Because the House passed a repeal and replacement of Obamacare earlier this year that included eliminating of the individual mandate, such a provision isn’t expected to get significant enough pushback to be removed. However, expect some moderate House Republicans to follow the example of Collins and Murkowski in calling for separate bills to stabilize the marketplace.
And those bills will face pushback in the House where conservatives believe any subsidies are a bailout to insurance companies.
Like the insurance promises that Collins and Murkowski got, Sen.
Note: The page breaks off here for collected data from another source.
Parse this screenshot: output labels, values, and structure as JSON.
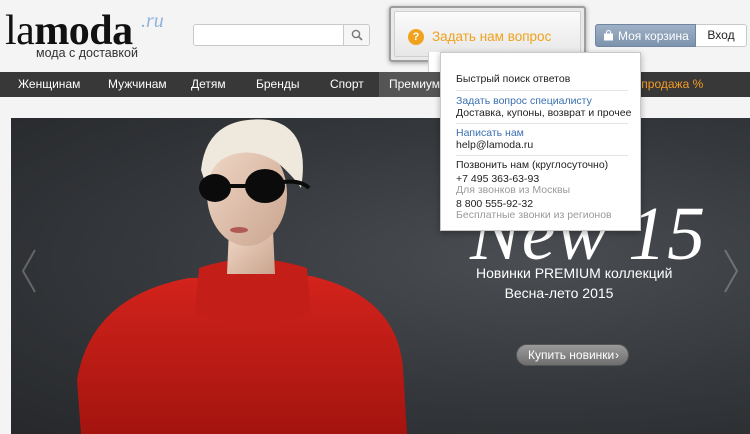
{
  "header": {
    "logo": {
      "main_la": "la",
      "main_moda": "moda",
      "suffix": ".ru",
      "tagline": "мода с доставкой"
    },
    "search": {
      "value": "",
      "placeholder": "",
      "button_icon": "search-icon"
    },
    "ask_question": {
      "label": "Задать нам вопрос",
      "icon": "question-icon",
      "icon_glyph": "?",
      "accent": "#f0a21c"
    },
    "cart": {
      "label": "Моя корзина",
      "icon": "bag-icon"
    },
    "login": {
      "label": "Вход"
    }
  },
  "nav": {
    "items": [
      {
        "label": "Женщинам"
      },
      {
        "label": "Мужчинам"
      },
      {
        "label": "Детям"
      },
      {
        "label": "Бренды"
      },
      {
        "label": "Спорт"
      },
      {
        "label": "Премиум"
      },
      {
        "label": "Распродажа %"
      }
    ],
    "sale_color": "#f39a25"
  },
  "help_dropdown": {
    "quick_search": "Быстрый поиск ответов",
    "ask_specialist": "Задать вопрос специалисту",
    "ask_specialist_desc": "Доставка, купоны, возврат и прочее",
    "write_us": "Написать нам",
    "email": "help@lamoda.ru",
    "call_us": "Позвонить нам (круглосуточно)",
    "phone_moscow": "+7 495 363-63-93",
    "phone_moscow_note": "Для звонков из Москвы",
    "phone_regions": "8 800 555-92-32",
    "phone_regions_note": "Бесплатные звонки из регионов",
    "link_color": "#3a6fb0"
  },
  "banner": {
    "headline": "New 15",
    "subtitle_line1": "Новинки PREMIUM коллекций",
    "subtitle_line2": "Весна-лето 2015",
    "cta_label": "Купить новинки",
    "cta_icon": "chevron-right-icon",
    "cta_glyph": "›",
    "prev_icon": "chevron-left-icon",
    "next_icon": "chevron-right-icon"
  }
}
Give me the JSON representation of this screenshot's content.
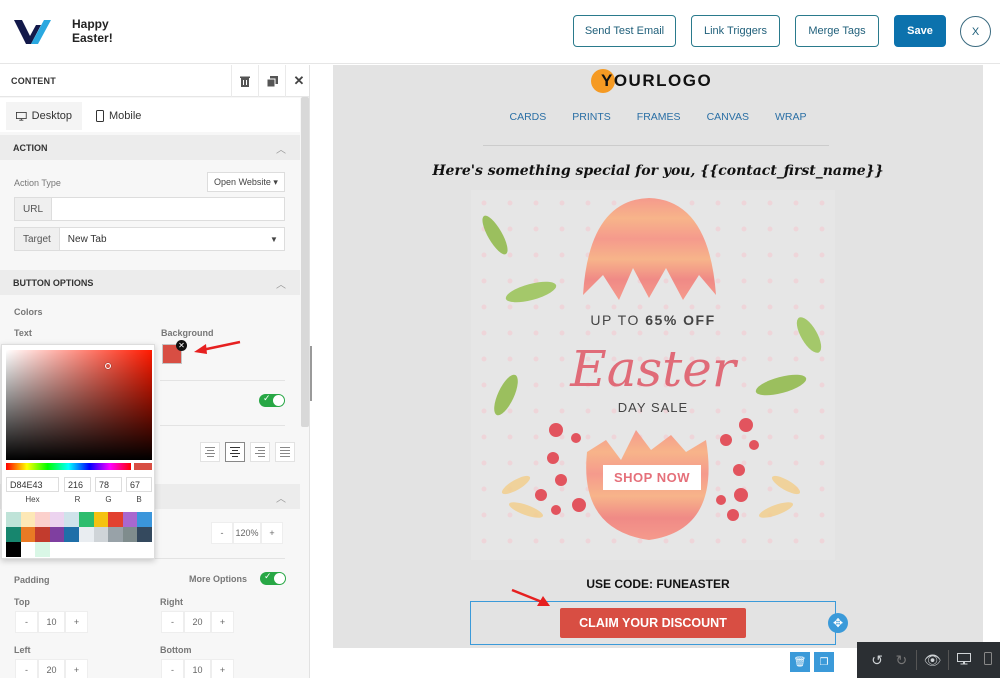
{
  "app": {
    "title_line1": "Happy",
    "title_line2": "Easter!"
  },
  "toolbar": {
    "send_test": "Send Test Email",
    "link_triggers": "Link Triggers",
    "merge_tags": "Merge Tags",
    "save": "Save",
    "close": "X"
  },
  "panel": {
    "title": "CONTENT",
    "tabs": [
      {
        "label": "Desktop"
      },
      {
        "label": "Mobile"
      }
    ],
    "action": {
      "section_title": "ACTION",
      "action_type_label": "Action Type",
      "action_type_value": "Open Website ▾",
      "url_label": "URL",
      "url_value": "",
      "target_label": "Target",
      "target_value": "New Tab"
    },
    "button_options": {
      "section_title": "BUTTON OPTIONS",
      "colors_label": "Colors",
      "text_label": "Text",
      "background_label": "Background",
      "background_color": "#d84e43",
      "toggle_on": true,
      "alignment_selected": "center"
    },
    "line_height_value": "120%",
    "padding": {
      "label": "Padding",
      "more_options_label": "More Options",
      "more_options_on": true,
      "top_label": "Top",
      "top": "10",
      "right_label": "Right",
      "right": "20",
      "left_label": "Left",
      "left": "20",
      "bottom_label": "Bottom",
      "bottom": "10"
    }
  },
  "color_picker": {
    "hex": "D84E43",
    "r": "216",
    "g": "78",
    "b": "67",
    "hex_label": "Hex",
    "r_label": "R",
    "g_label": "G",
    "b_label": "B",
    "palette": [
      "#bfe3d8",
      "#fde8b6",
      "#fbd0cc",
      "#ecd3ef",
      "#cfe3ea",
      "#2ebd6e",
      "#f5c211",
      "#e2412f",
      "#a968cf",
      "#3b96db",
      "#17866e",
      "#e97a24",
      "#c23b2d",
      "#7f3fa0",
      "#1f6fa8",
      "#e9edf1",
      "#cfd4d8",
      "#98a2a8",
      "#7f8c8d",
      "#34495e",
      "#000000",
      "#ffffff",
      "#d9f7e6"
    ]
  },
  "email": {
    "logo_text": "YOURLOGO",
    "nav": [
      "CARDS",
      "PRINTS",
      "FRAMES",
      "CANVAS",
      "WRAP"
    ],
    "greeting": "Here's something special for you, {{contact_first_name}}",
    "hero": {
      "discount_prefix": "UP TO ",
      "discount_value": "65% OFF",
      "title": "Easter",
      "subtitle": "DAY SALE",
      "shop_button": "SHOP NOW"
    },
    "code_text": "USE CODE: FUNEASTER",
    "cta_button": "CLAIM YOUR DISCOUNT",
    "cta_color": "#d84e43"
  }
}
Jeff Flake of Arizona voted for the tax bill in part because he was promised he would be part of a Republican effort to prevent deportation of undocumented immigrants who were brought to the United States as children.
Flake did not say he was promised a bill to protect so-called “DREAMers” would be passed before the tax bill. But it is not clear the House would make passage of such a bill a priority at all.
Sunset on individual rates
Where the House bill made most of its changes to brackets, credits, deductions and rates for individuals and families permanent, the Senate bill imposes them only for five years, after which the current tax code would kick back in.
That change, like the delay in the corporate reduction, was aimed at keeping the cost of the overall tax package from exceeding a $1.5 trillion limit set by the budget resolution adopted in October. It is something of a gimmick, since sponsors expect the tax cuts would be extended before they expire.
But the so-called “sunset” provision was the No. 1 criticism of the Senate bill by the House Republican Study Committee members. But if the conference committee changes it, that could push the total cost of the bill over the $1.5 trillion limit.